Volume 2022 | Article ID 2638461 | https://doi.org/10.1155/2022/2638461

Joint Decoding Order and Power Allocation Design for a NOMA-Based Overlay Cognitive Integrated Satellite-Terrestrial Relay Network

Rui Liu,¹Kefeng Guo,^1,2Kang An,³Shibing Zhu,¹and Haifeng Shuai¹

Academic Editor: Han Wang

Received27 Feb 2022

Revised15 Mar 2022

Accepted22 Mar 2022

Published01 Apr 2022

Abstract

Due to the shortage of spectrum resources, a nonorthogonal multiple access- (NOMA-) based overlay cognitive integrated satellite-terrestrial relay network is established in this paper, where cognitive radio (CR) and NOMA scheme are utilized to enhance spectral efficiency. In this system, a secondary terrestrial transmitter assists the transmission of primary signal and transmits its own signal simultaneously. To maximize the achievable rate of a secondary network on the premise of ensuring the quality of service of primary network, the decoding order and power allocation are jointly optimized. Particularly, we first derive the optimal power allocation factor for a given decoding order. After searching all different decoding orders, the globally optimal joint design of the decoding order and power allocation is obtained. To gain deep insights, the exact and asymptotic expressions for outage probability of both primary and secondary networks are derived. Numerical results demonstrate the accuracy of our derivation and indicate the impacts of key parameters on the proposed system.

1. Introduction

Although the standard of the next-generation wireless network has not been unified, the introduction of satellite communication (SatCom) into the existing wireless communication network has become the consensus of experts and engineers [1, 2], which has the capabilities of all-weather operation, long transmission distance, and seamless coverage.

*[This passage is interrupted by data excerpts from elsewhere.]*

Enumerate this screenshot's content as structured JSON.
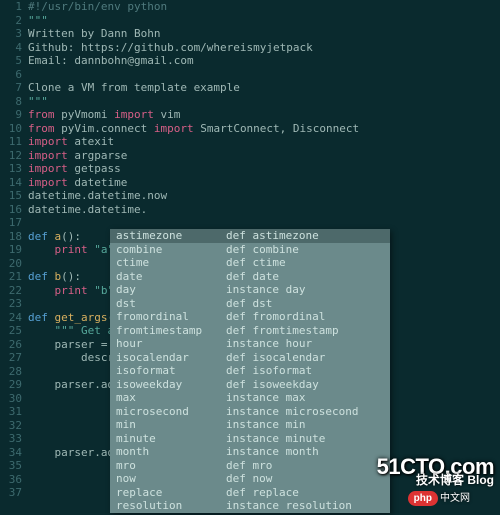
{
  "gutter": {
    "start": 1,
    "end": 37
  },
  "code": {
    "lines": [
      [
        [
          "comment",
          "#!/usr/bin/env python"
        ]
      ],
      [
        [
          "string",
          "\"\"\""
        ]
      ],
      [
        [
          "ident",
          "Written by Dann Bohn"
        ]
      ],
      [
        [
          "ident",
          "Github: https://github.com/whereismyjetpack"
        ]
      ],
      [
        [
          "ident",
          "Email: dannbohn@gmail.com"
        ]
      ],
      [],
      [
        [
          "ident",
          "Clone a VM from template example"
        ]
      ],
      [
        [
          "string",
          "\"\"\""
        ]
      ],
      [
        [
          "keyword",
          "from "
        ],
        [
          "ident",
          "pyVmomi "
        ],
        [
          "keyword",
          "import "
        ],
        [
          "ident",
          "vim"
        ]
      ],
      [
        [
          "keyword",
          "from "
        ],
        [
          "ident",
          "pyVim.connect "
        ],
        [
          "keyword",
          "import "
        ],
        [
          "ident",
          "SmartConnect, Disconnect"
        ]
      ],
      [
        [
          "keyword",
          "import "
        ],
        [
          "ident",
          "atexit"
        ]
      ],
      [
        [
          "keyword",
          "import "
        ],
        [
          "ident",
          "argparse"
        ]
      ],
      [
        [
          "keyword",
          "import "
        ],
        [
          "ident",
          "getpass"
        ]
      ],
      [
        [
          "keyword",
          "import "
        ],
        [
          "ident",
          "datetime"
        ]
      ],
      [
        [
          "ident",
          "datetime.datetime.now"
        ]
      ],
      [
        [
          "ident",
          "datetime.datetime."
        ]
      ],
      [],
      [
        [
          "def",
          "def "
        ],
        [
          "funcname",
          "a"
        ],
        [
          "ident",
          "():"
        ]
      ],
      [
        [
          "ident",
          "    "
        ],
        [
          "keyword",
          "print "
        ],
        [
          "string",
          "\"a\""
        ]
      ],
      [],
      [
        [
          "def",
          "def "
        ],
        [
          "funcname",
          "b"
        ],
        [
          "ident",
          "():"
        ]
      ],
      [
        [
          "ident",
          "    "
        ],
        [
          "keyword",
          "print "
        ],
        [
          "string",
          "\"b\""
        ]
      ],
      [],
      [
        [
          "def",
          "def "
        ],
        [
          "funcname",
          "get_args"
        ],
        [
          "ident",
          "():"
        ]
      ],
      [
        [
          "ident",
          "    "
        ],
        [
          "string",
          "\"\"\" Get argum"
        ]
      ],
      [
        [
          "ident",
          "    parser = argp"
        ]
      ],
      [
        [
          "ident",
          "        descripti"
        ]
      ],
      [],
      [
        [
          "ident",
          "    parser.add_ar"
        ]
      ],
      [],
      [],
      [],
      [],
      [
        [
          "ident",
          "    parser.add_ar"
        ]
      ],
      [],
      [],
      []
    ]
  },
  "completion": {
    "selectedIndex": 0,
    "items": [
      {
        "word": "astimezone",
        "kind": "def astimezone"
      },
      {
        "word": "combine",
        "kind": "def combine"
      },
      {
        "word": "ctime",
        "kind": "def ctime"
      },
      {
        "word": "date",
        "kind": "def date"
      },
      {
        "word": "day",
        "kind": "instance day"
      },
      {
        "word": "dst",
        "kind": "def dst"
      },
      {
        "word": "fromordinal",
        "kind": "def fromordinal"
      },
      {
        "word": "fromtimestamp",
        "kind": "def fromtimestamp"
      },
      {
        "word": "hour",
        "kind": "instance hour"
      },
      {
        "word": "isocalendar",
        "kind": "def isocalendar"
      },
      {
        "word": "isoformat",
        "kind": "def isoformat"
      },
      {
        "word": "isoweekday",
        "kind": "def isoweekday"
      },
      {
        "word": "max",
        "kind": "instance max"
      },
      {
        "word": "microsecond",
        "kind": "instance microsecond"
      },
      {
        "word": "min",
        "kind": "instance min"
      },
      {
        "word": "minute",
        "kind": "instance minute"
      },
      {
        "word": "month",
        "kind": "instance month"
      },
      {
        "word": "mro",
        "kind": "def mro"
      },
      {
        "word": "now",
        "kind": "def now"
      },
      {
        "word": "replace",
        "kind": "def replace"
      },
      {
        "word": "resolution",
        "kind": "instance resolution"
      }
    ]
  },
  "watermark": {
    "big": "51CTO.com",
    "small": "技术博客 Blog"
  },
  "badge": {
    "pill": "php",
    "cn": "中文网"
  }
}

In addition, the integrated satellite-terrestrial relay networks (ISTRNs) are becoming the promising architecture of the next-generation communication network and the Internet of things (IoT), which can offer comprehensive and convenient services [3, 4]. With the rapid development of ISTRN, the establishment of large-scale networks and the exponential growth of the number for terminals will cause serious shortage of spectrum resources. To solve the above problem, the application of cognitive radio (CR) and nonorthogonal multiple access (NOMA) into ISTRN have been regarded as effective approaches to improve spectrum utilization and deal with large-scale users [5, 6]. In general, CR enables unauthorized users to reasonably utilize the authorized spectrum [7, 8]. On the other hand, the NOMA technique allows different users to multiplex the same time/code/frequency [9, 10].

1.1. Related Works

Over recent years, the exploration of ISTRN has been investigated in various research areas. Based on fractional programming, a power allocation optimization scheme for downlink land mobile satellite (LMS) was proposed in [11], and the optimal average energy efficiency (EE) was derived. The authors of [12] investigated the performance of the LMS system, which considered the inherent hardware impairments (HIs) and jamming signal. In [13], the authors discussed the physical layer security of ISTRN, in which the secrecy outage probability (SOP) and average security capacity were derived under multiple illegal eavesdroppers and a threshold-based user scheduling scheme. A variety of methods to enhance the physical layer security and reliability of ISTRN were discussed in [14], and a kind of effective achievable rate and a new beamforming (BF) scheme were developed. The authors of [15] carried out joint BF and optimization for reconfigurable intelligent surface- (RIS-) aided ISTRN.

To deal with the problem of spectrum shortage caused by increasingly scarce spectrum resources, many existing works have considered the combination of CR and ISTRN. The authors of [16] investigated the cognitive ISTRN with multiple secondary networks, and the outage probability (OP) of the primary network was minimized by the proposed secondary network selection scheme. In [17], the authors proposed a secure BF scheme to deal with the situation of multiple eavesdroppers in rate-splitting multiple access-based cognitive ISTRN. In the case of full channel state information (CSI) and statistical CSI, the authors proposed two BF schemes to maximize the instantaneous rate of terrestrial users in cognitive ISTRN by using hybrid zero forcing and partial zero forcing methods in [18]. The authors of [19] utilized terrestrial base stations and cooperative terminals to enhance the secrecy performance of the cognitive ISTRN system. On this basis, a joint artificial noise produce and cooperative interference BF scheme was proposed.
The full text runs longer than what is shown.